No, we don't, or shouldn't ask people to check the URL itself, because of homonym attacks are a thing. Goal is to make sure that your credentials can't be compromised by surfing the wrong website (e.g. by using Passkeys instead of passwords).
IDK about how you scan them, but when I scan one with my camera, I see the top domain part (e.g. it would show 'ycombinator.com' for a link to this page) and have to tap that to open the link. So, that not only satisfies the "can look at" part, but also neutralizes some of the deceptive URL tricks like the ol' `google.com-secure-signin.php-sfd7sdfj.xyz/login.html`.
Oh wait, never mind. I guess I won't be signing up for electricity, then?
Also, the vast majority of people don't know that google.com and loginto-google.com aren't the same website, or that google.com.securesigning.net isn't real Google.
If your device gets busted by opening a URL, without any further confirmation or user interaction, your browser/camera app/third party app is broken.
The user doesn't need to know the exact URL to confirm an interaction they've just started.

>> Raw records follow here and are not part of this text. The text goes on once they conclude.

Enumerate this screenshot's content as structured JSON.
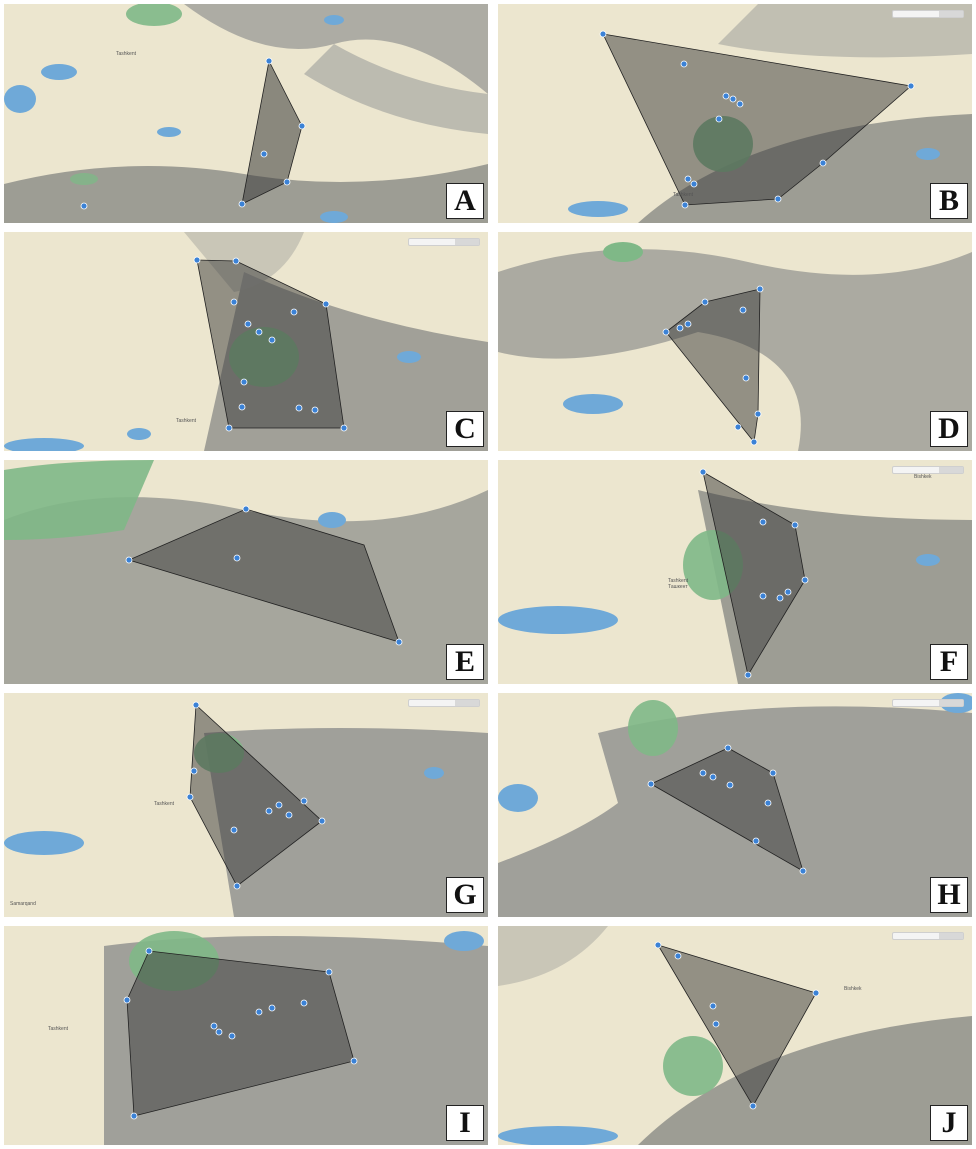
{
  "figure": {
    "panels": [
      {
        "id": "A",
        "label": "A",
        "has_control": false
      },
      {
        "id": "B",
        "label": "B",
        "has_control": true
      },
      {
        "id": "C",
        "label": "C",
        "has_control": true
      },
      {
        "id": "D",
        "label": "D",
        "has_control": false
      },
      {
        "id": "E",
        "label": "E",
        "has_control": false
      },
      {
        "id": "F",
        "label": "F",
        "has_control": true
      },
      {
        "id": "G",
        "label": "G",
        "has_control": true
      },
      {
        "id": "H",
        "label": "H",
        "has_control": true
      },
      {
        "id": "I",
        "label": "I",
        "has_control": false
      },
      {
        "id": "J",
        "label": "J",
        "has_control": true
      }
    ],
    "colors": {
      "plain": "#ece6cf",
      "mountain": "#9a9a94",
      "forest": "#7fb887",
      "water": "#6fa9d8",
      "hull_fill": "#3a3a3a",
      "point": "#3b82d6"
    },
    "place_names": [
      "Tashkent",
      "Ташкент",
      "Bishkek",
      "Samarqand"
    ]
  }
}
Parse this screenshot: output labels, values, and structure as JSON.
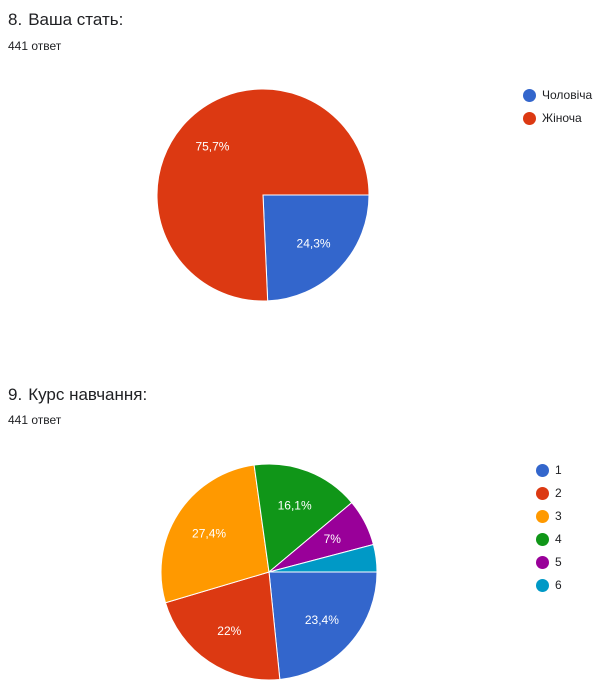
{
  "chart_data": [
    {
      "type": "pie",
      "number": "8.",
      "title": "Ваша стать:",
      "responses": "441 ответ",
      "categories": [
        "Чоловіча",
        "Жіноча"
      ],
      "values": [
        24.3,
        75.7
      ],
      "labels": [
        "24,3%",
        "75,7%"
      ],
      "colors": [
        "#3366cc",
        "#dc3912"
      ],
      "legend_position": "right"
    },
    {
      "type": "pie",
      "number": "9.",
      "title": "Курс навчання:",
      "responses": "441 ответ",
      "categories": [
        "1",
        "2",
        "3",
        "4",
        "5",
        "6"
      ],
      "values": [
        23.4,
        22,
        27.4,
        16.1,
        7,
        4.1
      ],
      "labels": [
        "23,4%",
        "22%",
        "27,4%",
        "16,1%",
        "7%",
        ""
      ],
      "colors": [
        "#3366cc",
        "#dc3912",
        "#ff9900",
        "#109618",
        "#990099",
        "#0099c6"
      ],
      "legend_position": "right"
    }
  ]
}
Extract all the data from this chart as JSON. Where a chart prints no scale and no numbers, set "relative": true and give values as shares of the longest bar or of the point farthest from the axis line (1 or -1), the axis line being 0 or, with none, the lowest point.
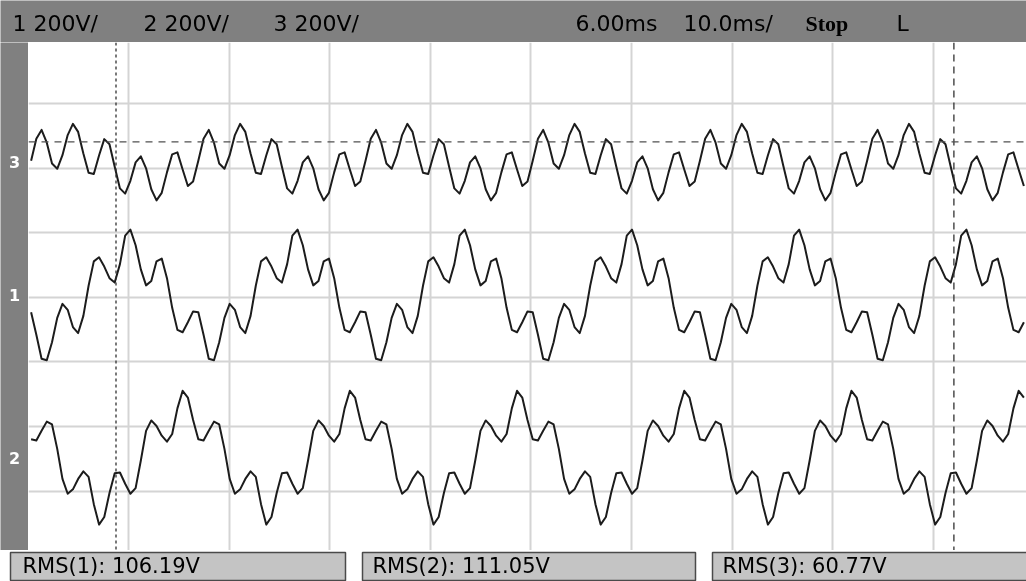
{
  "chart_data": {
    "type": "line",
    "relative": true,
    "grid": true,
    "categories": [
      null,
      null,
      null,
      null,
      null,
      null,
      null,
      null,
      null,
      null,
      null,
      null,
      null,
      null,
      null,
      null,
      null,
      null,
      null,
      null,
      null,
      null,
      null,
      null,
      null,
      null,
      null,
      null,
      null,
      null,
      null,
      null,
      null,
      null,
      null,
      null,
      null,
      null,
      null,
      null,
      null,
      null,
      null,
      null,
      null,
      null,
      null,
      null,
      null,
      null,
      null,
      null,
      null,
      null,
      null,
      null,
      null,
      null,
      null,
      null,
      null,
      null,
      null,
      null,
      null,
      null,
      null,
      null,
      null,
      null,
      null,
      null,
      null,
      null,
      null,
      null,
      null,
      null,
      null,
      null,
      null,
      null,
      null,
      null,
      null,
      null,
      null,
      null,
      null,
      null,
      null,
      null,
      null,
      null,
      null,
      null,
      null,
      null,
      null,
      null,
      null,
      null,
      null,
      null,
      null,
      null,
      null,
      null,
      null,
      null,
      null,
      null,
      null,
      null,
      null,
      null,
      null,
      null,
      null,
      null,
      null,
      null,
      null,
      null,
      null,
      null,
      null,
      null,
      null,
      null,
      null,
      null,
      null,
      null,
      null,
      null,
      null,
      null,
      null,
      null,
      null,
      null,
      null,
      null,
      null,
      null,
      null,
      null,
      null,
      null,
      null,
      null,
      null,
      null,
      null,
      null,
      null,
      null,
      null,
      null,
      null,
      null,
      null,
      null,
      null,
      null,
      null,
      null,
      null,
      null,
      null,
      null,
      null,
      null,
      null,
      null,
      null,
      null,
      null,
      null,
      null,
      null,
      null,
      null,
      null,
      null,
      null,
      null,
      null,
      null,
      null
    ],
    "annotations": [
      "1 200V/",
      "2 200V/",
      "3 200V/",
      "6.00ms",
      "10.0ms/",
      "Stop",
      "L",
      "RMS(1): 106.19V",
      "RMS(2): 111.05V",
      "RMS(3): 60.77V"
    ],
    "ref_lines": [
      {
        "axis": "y",
        "value": 0.955,
        "line_style": "dashed",
        "color": "#505050"
      }
    ],
    "series": [
      {
        "name": "1",
        "color": "#1c1c1c",
        "values": [
          0.53,
          0.474,
          0.414,
          0.41,
          0.455,
          0.516,
          0.551,
          0.536,
          0.493,
          0.478,
          0.521,
          0.596,
          0.657,
          0.667,
          0.644,
          0.615,
          0.604,
          0.65,
          0.721,
          0.736,
          0.697,
          0.637,
          0.597,
          0.608,
          0.657,
          0.664,
          0.615,
          0.541,
          0.486,
          0.48,
          0.505,
          0.532,
          0.53,
          0.474,
          0.414,
          0.41,
          0.455,
          0.516,
          0.551,
          0.536,
          0.493,
          0.478,
          0.521,
          0.596,
          0.657,
          0.667,
          0.644,
          0.615,
          0.604,
          0.65,
          0.721,
          0.736,
          0.697,
          0.637,
          0.597,
          0.608,
          0.657,
          0.664,
          0.615,
          0.541,
          0.486,
          0.48,
          0.505,
          0.532,
          0.53,
          0.474,
          0.414,
          0.41,
          0.455,
          0.516,
          0.551,
          0.536,
          0.493,
          0.478,
          0.521,
          0.596,
          0.657,
          0.667,
          0.644,
          0.615,
          0.604,
          0.65,
          0.721,
          0.736,
          0.697,
          0.637,
          0.597,
          0.608,
          0.657,
          0.664,
          0.615,
          0.541,
          0.486,
          0.48,
          0.505,
          0.532,
          0.53,
          0.474,
          0.414,
          0.41,
          0.455,
          0.516,
          0.551,
          0.536,
          0.493,
          0.478,
          0.521,
          0.596,
          0.657,
          0.667,
          0.644,
          0.615,
          0.604,
          0.65,
          0.721,
          0.736,
          0.697,
          0.637,
          0.597,
          0.608,
          0.657,
          0.664,
          0.615,
          0.541,
          0.486,
          0.48,
          0.505,
          0.532,
          0.53,
          0.474,
          0.414,
          0.41,
          0.455,
          0.516,
          0.551,
          0.536,
          0.493,
          0.478,
          0.521,
          0.596,
          0.657,
          0.667,
          0.644,
          0.615,
          0.604,
          0.65,
          0.721,
          0.736,
          0.697,
          0.637,
          0.597,
          0.608,
          0.657,
          0.664,
          0.615,
          0.541,
          0.486,
          0.48,
          0.505,
          0.532,
          0.53,
          0.474,
          0.414,
          0.41,
          0.455,
          0.516,
          0.551,
          0.536,
          0.493,
          0.478,
          0.521,
          0.596,
          0.657,
          0.667,
          0.644,
          0.615,
          0.604,
          0.65,
          0.721,
          0.736,
          0.697,
          0.637,
          0.597,
          0.608,
          0.657,
          0.664,
          0.615,
          0.541,
          0.486,
          0.48,
          0.505
        ]
      },
      {
        "name": "2",
        "color": "#1c1c1c",
        "values": [
          0.213,
          0.21,
          0.234,
          0.257,
          0.25,
          0.189,
          0.114,
          0.077,
          0.088,
          0.114,
          0.133,
          0.119,
          0.051,
          0,
          0.019,
          0.079,
          0.128,
          0.13,
          0.102,
          0.077,
          0.091,
          0.16,
          0.234,
          0.26,
          0.246,
          0.222,
          0.207,
          0.226,
          0.29,
          0.334,
          0.317,
          0.261,
          0.213,
          0.21,
          0.234,
          0.257,
          0.25,
          0.189,
          0.114,
          0.077,
          0.088,
          0.114,
          0.133,
          0.119,
          0.051,
          0,
          0.019,
          0.079,
          0.128,
          0.13,
          0.102,
          0.077,
          0.091,
          0.16,
          0.234,
          0.26,
          0.246,
          0.222,
          0.207,
          0.226,
          0.29,
          0.334,
          0.317,
          0.261,
          0.213,
          0.21,
          0.234,
          0.257,
          0.25,
          0.189,
          0.114,
          0.077,
          0.088,
          0.114,
          0.133,
          0.119,
          0.051,
          0,
          0.019,
          0.079,
          0.128,
          0.13,
          0.102,
          0.077,
          0.091,
          0.16,
          0.234,
          0.26,
          0.246,
          0.222,
          0.207,
          0.226,
          0.29,
          0.334,
          0.317,
          0.261,
          0.213,
          0.21,
          0.234,
          0.257,
          0.25,
          0.189,
          0.114,
          0.077,
          0.088,
          0.114,
          0.133,
          0.119,
          0.051,
          0,
          0.019,
          0.079,
          0.128,
          0.13,
          0.102,
          0.077,
          0.091,
          0.16,
          0.234,
          0.26,
          0.246,
          0.222,
          0.207,
          0.226,
          0.29,
          0.334,
          0.317,
          0.261,
          0.213,
          0.21,
          0.234,
          0.257,
          0.25,
          0.189,
          0.114,
          0.077,
          0.088,
          0.114,
          0.133,
          0.119,
          0.051,
          0,
          0.019,
          0.079,
          0.128,
          0.13,
          0.102,
          0.077,
          0.091,
          0.16,
          0.234,
          0.26,
          0.246,
          0.222,
          0.207,
          0.226,
          0.29,
          0.334,
          0.317,
          0.261,
          0.213,
          0.21,
          0.234,
          0.257,
          0.25,
          0.189,
          0.114,
          0.077,
          0.088,
          0.114,
          0.133,
          0.119,
          0.051,
          0,
          0.019,
          0.079,
          0.128,
          0.13,
          0.102,
          0.077,
          0.091,
          0.16,
          0.234,
          0.26,
          0.246,
          0.222,
          0.207,
          0.226,
          0.29,
          0.334,
          0.317
        ]
      },
      {
        "name": "3",
        "color": "#1c1c1c",
        "values": [
          0.908,
          0.963,
          0.985,
          0.953,
          0.901,
          0.888,
          0.922,
          0.972,
          1,
          0.98,
          0.926,
          0.878,
          0.875,
          0.921,
          0.962,
          0.949,
          0.893,
          0.839,
          0.826,
          0.858,
          0.904,
          0.919,
          0.889,
          0.837,
          0.809,
          0.828,
          0.879,
          0.924,
          0.929,
          0.886,
          0.845,
          0.856,
          0.908,
          0.963,
          0.985,
          0.953,
          0.901,
          0.888,
          0.922,
          0.972,
          1,
          0.98,
          0.926,
          0.878,
          0.875,
          0.921,
          0.962,
          0.949,
          0.893,
          0.839,
          0.826,
          0.858,
          0.904,
          0.919,
          0.889,
          0.837,
          0.809,
          0.828,
          0.879,
          0.924,
          0.929,
          0.886,
          0.845,
          0.856,
          0.908,
          0.963,
          0.985,
          0.953,
          0.901,
          0.888,
          0.922,
          0.972,
          1,
          0.98,
          0.926,
          0.878,
          0.875,
          0.921,
          0.962,
          0.949,
          0.893,
          0.839,
          0.826,
          0.858,
          0.904,
          0.919,
          0.889,
          0.837,
          0.809,
          0.828,
          0.879,
          0.924,
          0.929,
          0.886,
          0.845,
          0.856,
          0.908,
          0.963,
          0.985,
          0.953,
          0.901,
          0.888,
          0.922,
          0.972,
          1,
          0.98,
          0.926,
          0.878,
          0.875,
          0.921,
          0.962,
          0.949,
          0.893,
          0.839,
          0.826,
          0.858,
          0.904,
          0.919,
          0.889,
          0.837,
          0.809,
          0.828,
          0.879,
          0.924,
          0.929,
          0.886,
          0.845,
          0.856,
          0.908,
          0.963,
          0.985,
          0.953,
          0.901,
          0.888,
          0.922,
          0.972,
          1,
          0.98,
          0.926,
          0.878,
          0.875,
          0.921,
          0.962,
          0.949,
          0.893,
          0.839,
          0.826,
          0.858,
          0.904,
          0.919,
          0.889,
          0.837,
          0.809,
          0.828,
          0.879,
          0.924,
          0.929,
          0.886,
          0.845,
          0.856,
          0.908,
          0.963,
          0.985,
          0.953,
          0.901,
          0.888,
          0.922,
          0.972,
          1,
          0.98,
          0.926,
          0.878,
          0.875,
          0.921,
          0.962,
          0.949,
          0.893,
          0.839,
          0.826,
          0.858,
          0.904,
          0.919,
          0.889,
          0.837,
          0.809,
          0.828,
          0.879,
          0.924,
          0.929,
          0.886,
          0.845
        ]
      }
    ]
  }
}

The point of the confirmation is 10% account creation and 90% confirming that the user knows their own email address and can type it in correctly. That's actually more challenging to the wider audience than you might think.
> Oh wait, never mind. I guess I won't be signing up for electricity, then?
You ~~will~~ should be picking up your phone and calling the electrical company to confirm and to tell them their links are nonsense. Couldn't bother with AI agent on phone, or 60 min waiting queue to a human? Fuck it, don't pay the bill, figure it out later.
This advice sounds like nonsense. CS has neither knowledge of what layers of enterpriseware has wrapped their links, nor the domains that software uses, nor any control over those decisions by software engineering or marketing (or perhaps even more removed, some third-party electricity account management platform that they buy as a service).
You certainly could operate on policies like this, but I think most people prefer to spend their time differently instead of arguing with strangers who don't have any way to solve your problem.
Their customer support people don't know what I mean and they especially don't have any power to change this.
The problem isn't paying the bills (I can't recall the last time I ever needed to do that manually), the problem is that pretty much every service uses trackers and shorteners. The only way to opt out is to opt out of society.
Maybe I should, but this "read the link before you click" advice isn't just geared towards hardcore privacy advocates. It hasn't worked in ages. It also doesn't help that companies like Outlook rewrite links to make them redirect through their malware scanners as well.